Ter a experiência da profundidade é sempre vivê-la reencontrando seu sentido imanente. No fundo, convergência e tamanho aparente não são nem signos, nem causas da profundidade; eles estão presentes na experiência da profundidade, que pressupõe uma orientação em direção àquilo que vemos a distância. Nossa percepção não concerne nem a um conteúdo objetivo, em si, nem a um conteúdo de consciência para si, mas àquilo que nós vemos em profundidade (CAMINHA, 2010, p. 249).

Pode-se ainda fazer uma abordagem quando se trata da profundidade nas pinturas modernas. Estas, por sua vez, nos fornecem a sensação da existência de dimensões que, muitas vezes, ficam ocultas aos nossos olhos. “As dimensões são os componentes gerais do

mundo sensível, aqueles por meio dos quais tal mundo se prepara do seu interior para ser percebido” (FERRAZ, 2009, p. 166). Porém, é possível compreender que por sensível não se considera apenas aquilo que se pode notar, mas é possível ponderar sua existência relacionando com o que não podemos identificar, ou seja, como componentes que não se mostram diretamente ao sujeito. Segundo Merleau-Ponty, o sensível não é somente o que constitui as coisas, mas tudo quanto está no mundo, mesmo quando se encontra, de modo, implícito, ou seja, ausente.
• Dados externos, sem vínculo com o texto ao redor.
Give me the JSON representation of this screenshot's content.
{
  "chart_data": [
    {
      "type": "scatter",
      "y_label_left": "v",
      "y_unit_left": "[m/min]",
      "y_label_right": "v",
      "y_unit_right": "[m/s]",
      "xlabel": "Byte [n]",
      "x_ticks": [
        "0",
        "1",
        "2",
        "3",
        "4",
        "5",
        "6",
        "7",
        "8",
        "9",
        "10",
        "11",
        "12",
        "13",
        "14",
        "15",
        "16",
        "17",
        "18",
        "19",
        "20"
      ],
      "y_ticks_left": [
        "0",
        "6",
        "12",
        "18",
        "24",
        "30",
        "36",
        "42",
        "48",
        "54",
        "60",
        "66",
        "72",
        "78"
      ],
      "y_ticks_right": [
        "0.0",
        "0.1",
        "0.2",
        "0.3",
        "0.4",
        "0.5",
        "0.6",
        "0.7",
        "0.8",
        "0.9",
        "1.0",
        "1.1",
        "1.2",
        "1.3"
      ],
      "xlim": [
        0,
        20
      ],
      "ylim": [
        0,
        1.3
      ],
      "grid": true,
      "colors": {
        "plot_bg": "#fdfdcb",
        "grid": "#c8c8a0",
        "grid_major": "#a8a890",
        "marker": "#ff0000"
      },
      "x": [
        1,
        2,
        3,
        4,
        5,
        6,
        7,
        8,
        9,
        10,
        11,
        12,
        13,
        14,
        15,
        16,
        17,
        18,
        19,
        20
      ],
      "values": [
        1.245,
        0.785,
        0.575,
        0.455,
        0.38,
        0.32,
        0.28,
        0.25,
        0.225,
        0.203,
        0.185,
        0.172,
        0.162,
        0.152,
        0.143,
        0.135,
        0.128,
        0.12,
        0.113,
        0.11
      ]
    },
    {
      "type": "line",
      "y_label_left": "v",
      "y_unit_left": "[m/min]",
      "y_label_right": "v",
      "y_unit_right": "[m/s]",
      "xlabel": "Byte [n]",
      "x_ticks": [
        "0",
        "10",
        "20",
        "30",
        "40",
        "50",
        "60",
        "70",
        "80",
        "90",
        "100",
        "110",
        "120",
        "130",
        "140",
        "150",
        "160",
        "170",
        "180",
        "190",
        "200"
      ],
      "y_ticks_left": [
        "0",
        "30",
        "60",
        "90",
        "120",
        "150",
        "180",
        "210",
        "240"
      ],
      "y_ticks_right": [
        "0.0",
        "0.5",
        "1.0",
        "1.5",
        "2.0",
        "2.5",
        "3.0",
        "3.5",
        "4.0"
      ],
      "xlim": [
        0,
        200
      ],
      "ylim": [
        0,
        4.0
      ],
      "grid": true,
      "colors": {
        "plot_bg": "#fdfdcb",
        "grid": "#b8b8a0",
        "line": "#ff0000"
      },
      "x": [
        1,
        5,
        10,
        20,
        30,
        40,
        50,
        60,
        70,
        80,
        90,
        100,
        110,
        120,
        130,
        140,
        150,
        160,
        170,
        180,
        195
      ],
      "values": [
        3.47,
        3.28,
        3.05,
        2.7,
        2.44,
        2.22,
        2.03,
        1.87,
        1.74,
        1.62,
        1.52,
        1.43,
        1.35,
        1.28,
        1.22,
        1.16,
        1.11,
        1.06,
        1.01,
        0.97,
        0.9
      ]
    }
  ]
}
Dentre essas condições presentes na pintura, está presente a profundidade, que, segundo Ferraz, não é representada como largura dos objetos, mas é pelo que Merleau-Ponty escreve sobre profundidade, uma “explicitação de um mútuo entrelaçamento das coisas, que ocultam parcialmente umas às outras e instituem, assim, uma densidade no campo visual” (FERRAZ, 2009, p. 166). Talvez a dúvida de Cézanne relacione bem esta questão quando ele pinta os quadros dando destaque às formas: umas maiores e outras menores, permitindo que algumas delas se sobressaiam sobre outras. “A perspectiva vivida, a de nossa percepção, não é a perspectiva geométrica ou fotográfica: na percepção, os objetos próximos aparecem menores, e os objetos afastados maiores, do que numa fotografia, [...]” (MERLEAU-PONTY, 2013, p. 132). Essa nova abordagem sobre profundidade é derivada dos textos tardios de Merleau- Ponty, em que ela não mais prima pela organização interior do ser, mas pelas formas com que a profundidade retrata a realidade do sujeito, que impulsiona a realidade do mundo percebido.